Here are ten reasons one of the world’s wealthiest families simply ran out of money.
Cornelius Vanderbilt II was the eldest son of William Vanderbilt, and was said to be the Commodore’s favorite grandson. Cornelius developed the reputation of being a scrupulous and hard-working banker, traits which were heartily approved by his grandfather, who left him $5 million in his will. When his father, William Vanderbilt, died he inherited another $70 million. He did little to increase the family fortune, his own estate was about $73 million.
Part of the reason he did not advance the already vast Vanderbilt wealth was his philanthropy. Another part was his investments in real estate. Cornelius II built the staggering Newport mansion, which he and his family called a cottage, named The Breakers. Built on a cliff and with a footprint of about one acre, on a fourteen acre lot, the house contains 70 rooms in five floors, and was built in the style of the Italian Renaissance.
There was a carriage house and stables with a dozen stable boys under a head groomsmen.

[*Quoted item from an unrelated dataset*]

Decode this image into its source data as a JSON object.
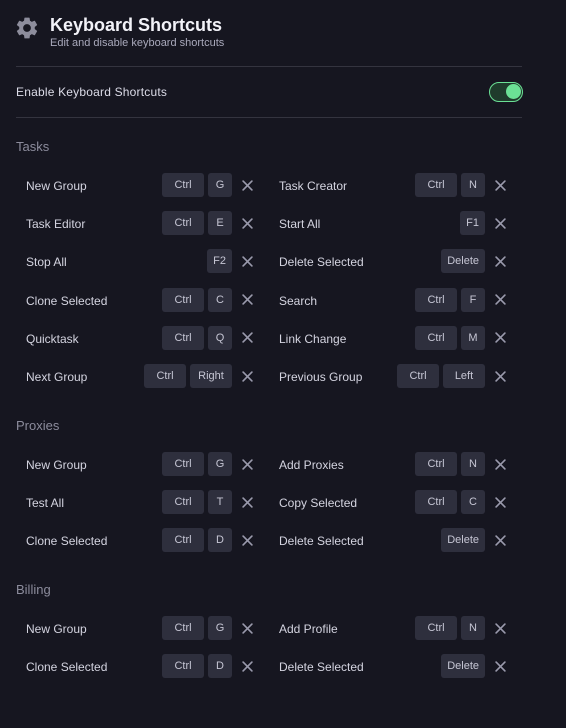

Although the Vanderbilt family was in attendance at the cottage only a few weeks a year, during the summer social season when Newport was a fashionable resort, the stable and the household servants were at the house full time, year around. The Breakers is but one of the massive houses along the cliffs at Newport, but it is the largest and grandest.
Cornelius II also built a townhouse in Manhattan, on Fifth Avenue, which was his regular residence. It was the largest private residence ever built in Manhattan. Not including the basement the house had six floors. The entrance hall was a full five stories high. The house had 37 servants maintaining the home and the grounds, and others serving as personal assistants to Mr. and Mrs. Vanderbilt. Their seven children had their personal servants as well.
When Cornelius II died in 1899, of complications from a stroke which he suffered three years earlier, he left his widow, Alice Vanderbilt, a trust fund of $250,000 to operate and maintain the two homes. The sum was inadequate, and the expenses of the two houses ate deeply into the Vanderbilt fortune. Alice sold the Fifth Avenue home in 1926. It was later demolished. The Breakers continued to erode the Vanderbilt wealth until 1948, when it was leased to the Newport Preservation Society.